Just saw a girl leaving CVS on her bike with a case of beer. She tried to ride one handed with the case under her other arm and fell over off the sidewalk. I'm glad to see someone else's life is a bigger joke than mine.
You don't have to believe me. My vagina knows it happened.
I feel like someone kicked me repeatedly in the ribs. I don't think sex is supposed to do that.
I woke up with a black eye, bruised knuckles, wearing women's clothing, in a house I did not recognize, next to a solid 9. Thank you for making 21 special.
May or may not have just lost a contact hanging out Anthony's sunroof. Drunk. Hint: I can only see out of one eye right now.
Why can't I hire someone to teach me how to be a decent human being?
Stop thinking your God dude. You passed out. God doesn't pass out...
God I hope the gutter I die in is nice. You know, for a gutter.
Do you have any need for a scary clown mask?

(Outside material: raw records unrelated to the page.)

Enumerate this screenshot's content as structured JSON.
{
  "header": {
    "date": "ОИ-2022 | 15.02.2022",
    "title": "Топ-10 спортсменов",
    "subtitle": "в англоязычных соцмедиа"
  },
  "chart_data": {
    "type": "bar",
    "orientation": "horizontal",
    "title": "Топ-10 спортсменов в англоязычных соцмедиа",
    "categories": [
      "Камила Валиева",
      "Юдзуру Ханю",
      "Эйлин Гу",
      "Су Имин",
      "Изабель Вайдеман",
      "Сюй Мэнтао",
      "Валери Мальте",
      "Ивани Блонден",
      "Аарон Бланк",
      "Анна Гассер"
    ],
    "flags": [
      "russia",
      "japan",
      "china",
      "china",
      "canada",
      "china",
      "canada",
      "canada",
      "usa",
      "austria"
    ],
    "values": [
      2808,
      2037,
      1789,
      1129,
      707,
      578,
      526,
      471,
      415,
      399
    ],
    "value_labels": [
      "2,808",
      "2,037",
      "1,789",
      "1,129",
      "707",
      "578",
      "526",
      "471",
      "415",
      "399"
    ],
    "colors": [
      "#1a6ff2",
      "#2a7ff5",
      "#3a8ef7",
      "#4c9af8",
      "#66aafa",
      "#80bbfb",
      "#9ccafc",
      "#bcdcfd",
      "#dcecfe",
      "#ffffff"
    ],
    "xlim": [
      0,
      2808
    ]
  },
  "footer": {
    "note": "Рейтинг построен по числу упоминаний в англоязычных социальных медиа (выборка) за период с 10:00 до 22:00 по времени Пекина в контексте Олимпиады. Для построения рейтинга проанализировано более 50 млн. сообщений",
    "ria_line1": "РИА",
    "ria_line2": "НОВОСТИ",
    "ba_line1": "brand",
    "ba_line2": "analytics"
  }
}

one renamed every person in my phone 'I lpvw tewqils', so it would really help me out if you could text me your name. Happy sunday!
God I miss you. I want to fuck your face... Then do all the girly cuddly shit too.
If you had amazing eyebrows i'd have sex with them.
Pennsylvania now holds the distinct honor of being the third state I've crapped my pants in.
Ok fell asleep on a bus in south Carolina just woke up in Canada where the hell is the liquor store from here?!
Neighbor just came over and asked if I had anything to clean blood out of carpet... it's definitely time to move.